SUVs account for seven per cent of Britain's car market yet the criticism is mounting.
At first they were all the rage, cool, even useful if you were a country pursuits enthusiast.
But once they became the housewife's status symbol, dubbed 'Chelsea tractors' for being ultra-trendy in well-heeled city shopping streets, they rather lost their glitter.
And then they became assailed on all sides.
First it was their bulk - more or less guaranteeing the safety of the driver and the death of any pedestrian they hit.
Next came the environment with the gas-guzzlers being condemned by activists who famously chained themselves to the track at Land Rover's Solihull plant.
Then, with petrol prices approaching £1 a litre, there is a simple economic argument. While most of their well-heeled owners probably have enough readies to ignore the issue, if it is a question of school fees or the Tonka toy, then the children win.
Now the European Commission has called for a crackdown on the big SUVs.
It says it is determined to close a loophole in EU legislation which means ordinary passenger cars have to meet harsher emission controls than the SUVs towering above them. The crackdown is part of a package of proposed measures drawn up in Brussels after consultations with the car industry.
The plans include slashing harmful particulate emissions from diesel cars by 80 per cent and reducing hydrocarbon and nitrogen oxide emissions from petrol cars by 25 per cent.

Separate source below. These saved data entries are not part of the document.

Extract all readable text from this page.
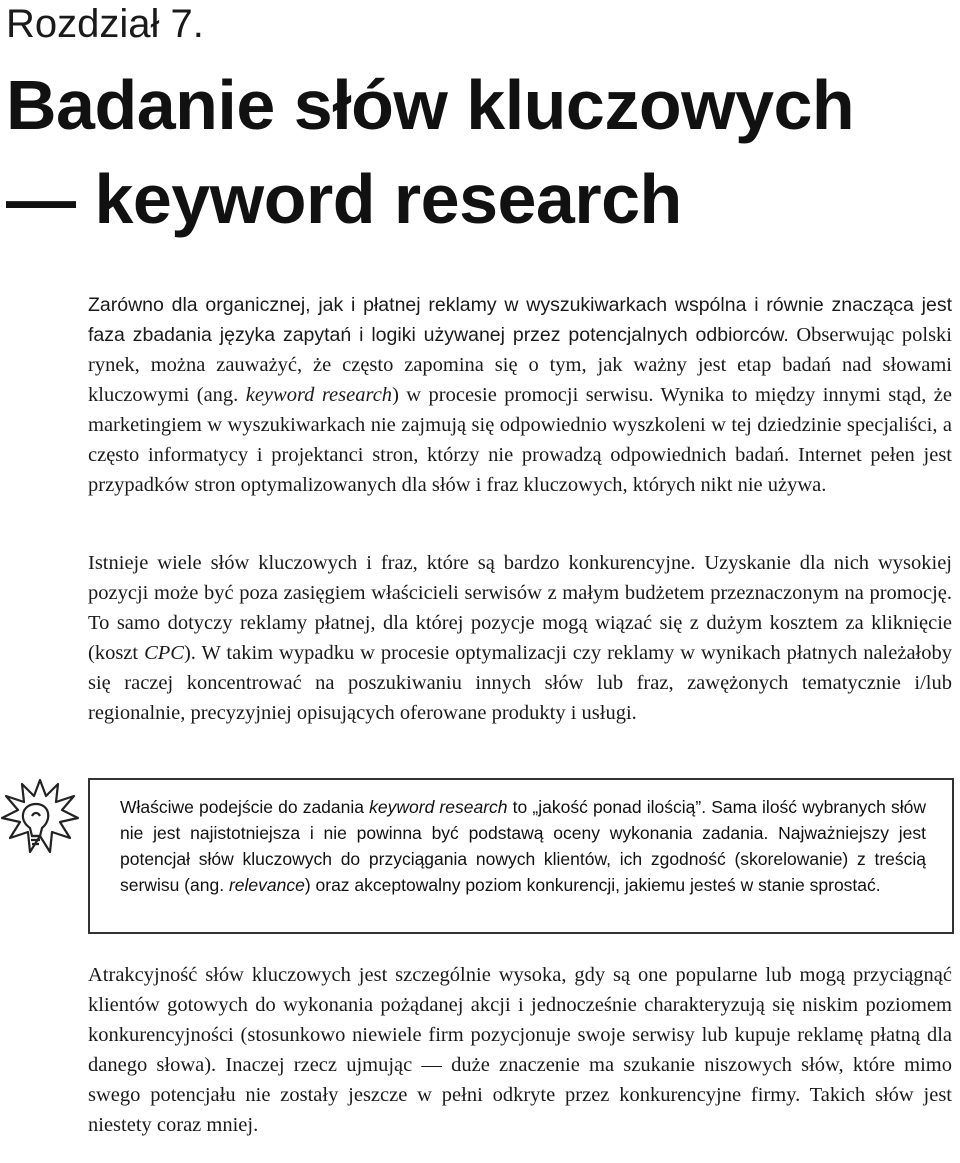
Rozdział 7.
Badanie słów kluczowych
— keyword research

Zarówno dla organicznej, jak i płatnej reklamy w wyszukiwarkach wspólna i równie znacząca jest faza zbadania języka zapytań i logiki używanej przez potencjalnych odbiorców. Obserwując polski rynek, można zauważyć, że często zapomina się o tym, jak ważny jest etap badań nad słowami kluczowymi (ang. keyword research) w procesie promocji serwisu. Wynika to między innymi stąd, że marketingiem w wyszukiwarkach nie zajmują się odpowiednio wyszkoleni w tej dziedzinie specjaliści, a często informatycy i projektanci stron, którzy nie prowadzą odpowiednich badań. Internet pełen jest przypadków stron optymalizowanych dla słów i fraz kluczowych, których nikt nie używa.

Istnieje wiele słów kluczowych i fraz, które są bardzo konkurencyjne. Uzyskanie dla nich wysokiej pozycji może być poza zasięgiem właścicieli serwisów z małym budżetem przeznaczonym na promocję. To samo dotyczy reklamy płatnej, dla której pozycje mogą wiązać się z dużym kosztem za kliknięcie (koszt CPC). W takim wypadku w procesie optymalizacji czy reklamy w wynikach płatnych należałoby się raczej koncentrować na poszukiwaniu innych słów lub fraz, zawężonych tematycznie i/lub regionalnie, precyzyjniej opisujących oferowane produkty i usługi.

Właściwe podejście do zadania keyword research to „jakość ponad ilością”. Sama ilość wybranych słów nie jest najistotniejsza i nie powinna być podstawą oceny wykonania zadania. Najważniejszy jest potencjał słów kluczowych do przyciągania nowych klientów, ich zgodność (skorelowanie) z treścią serwisu (ang. relevance) oraz akceptowalny poziom konkurencji, jakiemu jesteś w stanie sprostać.

Atrakcyjność słów kluczowych jest szczególnie wysoka, gdy są one popularne lub mogą przyciągnąć klientów gotowych do wykonania pożądanej akcji i jednocześnie charakteryzują się niskim poziomem konkurencyjności (stosunkowo niewiele firm pozycjonuje swoje serwisy lub kupuje reklamę płatną dla danego słowa). Inaczej rzecz ujmując — duże znaczenie ma szukanie niszowych słów, które mimo swego potencjału nie zostały jeszcze w pełni odkryte przez konkurencyjne firmy. Takich słów jest niestety coraz mniej.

And the plans state that passenger vehicles weighing more than two and a half tonnes, currently categorised with "light commercial vehicles" for emission limits, will have to meet harsher standards.

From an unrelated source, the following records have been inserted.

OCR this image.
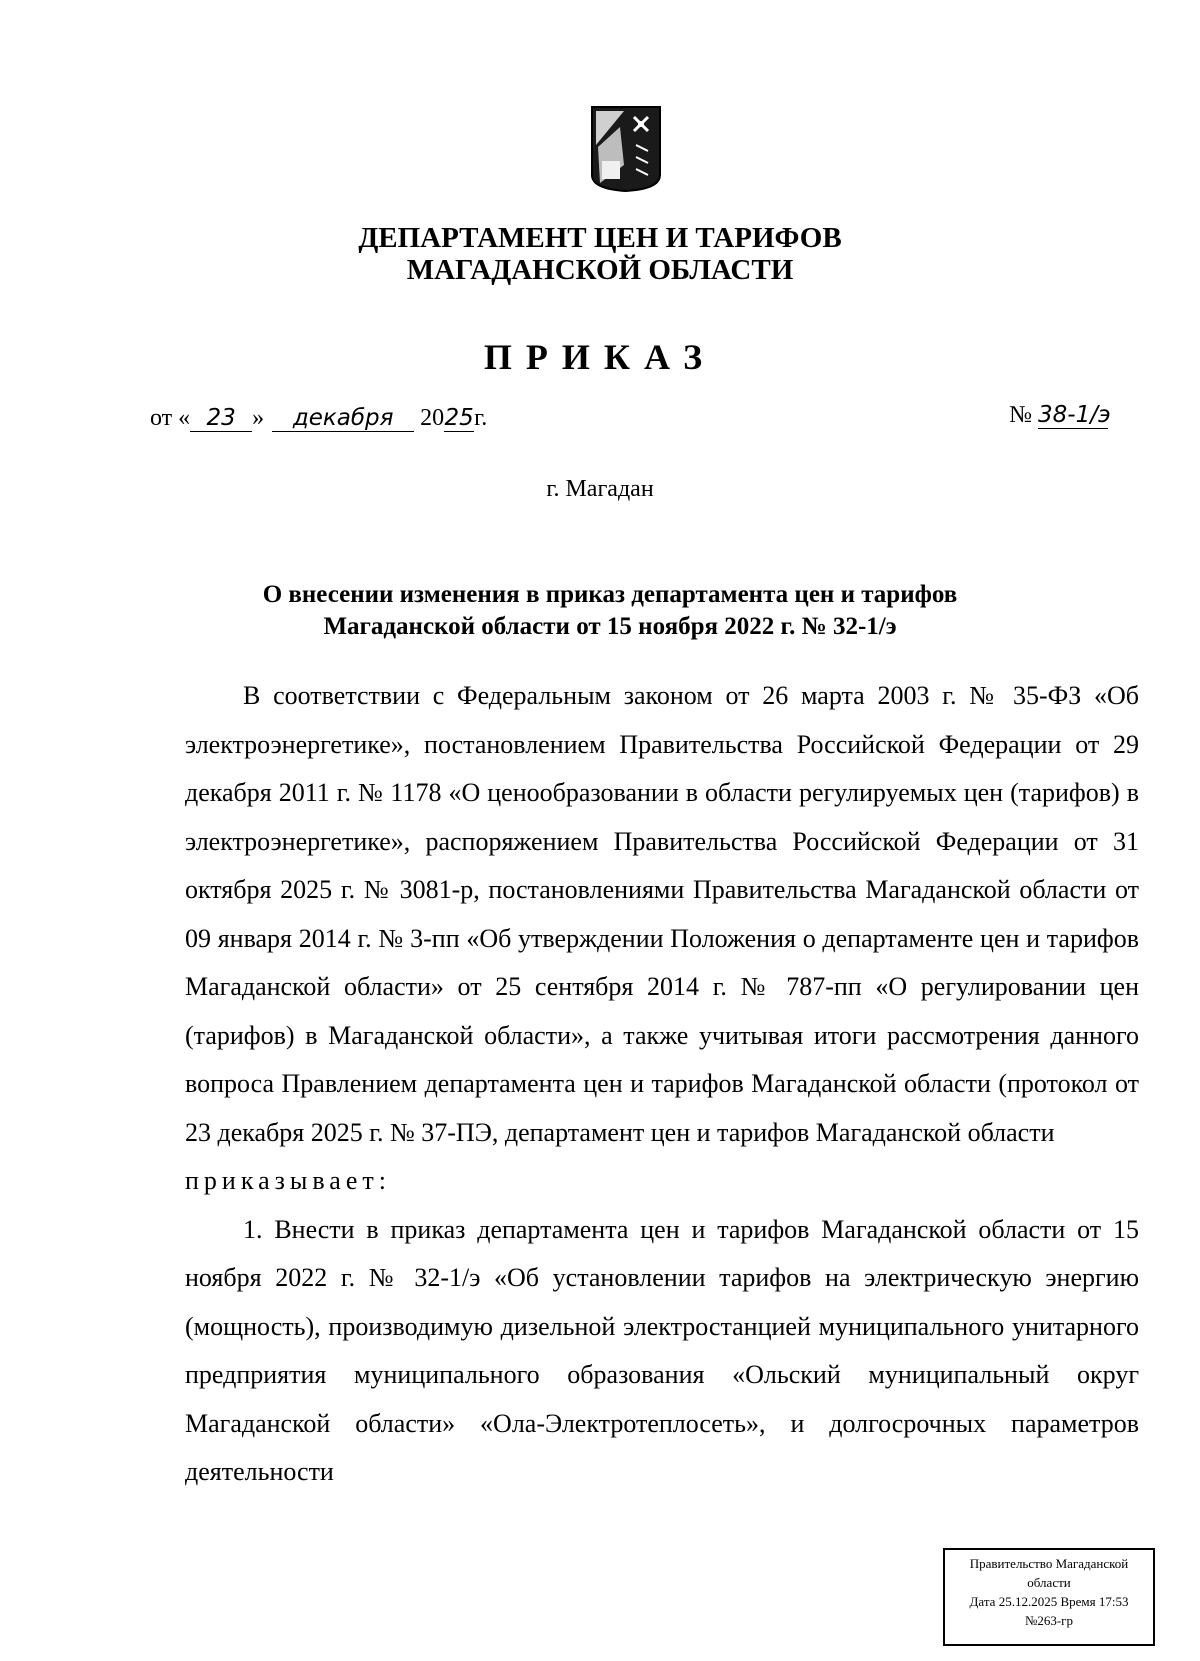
ДЕПАРТАМЕНТ ЦЕН И ТАРИФОВ
МАГАДАНСКОЙ ОБЛАСТИ
ПРИКАЗ
от « 23 »	декабря	20 25 г.	№ 38-1/э
г. Магадан
О внесении изменения в приказ департамента цен и тарифов
Магаданской области от 15 ноября 2022 г. № 32-1/э

В соответствии с Федеральным законом от 26 марта 2003 г. № 35-ФЗ «Об электроэнергетике», постановлением Правительства Российской Федерации от 29 декабря 2011 г. № 1178 «О ценообразовании в области регулируемых цен (тарифов) в электроэнергетике», распоряжением Правительства Российской Федерации от 31 октября 2025 г. № 3081-р, постановлениями Правительства Магаданской области от 09 января 2014 г. № 3-пп «Об утверждении Положения о департаменте цен и тарифов Магаданской области» от 25 сентября 2014 г. № 787-пп «О регулировании цен (тарифов) в Магаданской области», а также учитывая итоги рассмотрения данного вопроса Правлением департамента цен и тарифов Магаданской области (протокол от 23 декабря 2025 г. № 37-ПЭ, департамент цен и тарифов Магаданской области

приказывает:

1. Внести в приказ департамента цен и тарифов Магаданской области от 15 ноября 2022 г. № 32-1/э «Об установлении тарифов на электрическую энергию (мощность), производимую дизельной электростанцией муниципального унитарного предприятия муниципального образования «Ольский муниципальный округ Магаданской области» «Ола-Электротеплосеть», и долгосрочных параметров деятельности

Правительство Магаданской
области
Дата 25.12.2025 Время 17:53
№263-гр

Not good news for Land Rover although the ruling would exclude many SUV models such as the Freelander. European Commission spokesman Gregor Kreuzhuber said: "We have seen over the last few years that so-called Sports Utility Vehicles have become very a la mode.
"The problem is that the existing legislation means that these very heavy cars benefit under current legislation from this loophole. If you ask me this doesn't make much sense because these cars are of course partially fun cars and are also being used in normal traffic."
He went on: "It is slightly unfair vis-a-vis those people in the EU who go for environmentally- friendly cars and smaller cars, which have to comply with stricter standards, while the big gas-guzzlers congesting our streets get away with standards which are less ambitious."
The proposals will now be subject of more consultation before the Commission presents a final version in December. Any agreed emission standards changes would not come into force before mid-2008.
Britain's car industry has warned that it could all backfire environmentally by encouraging a move away from diesel cars, the fastest growing segment of the market.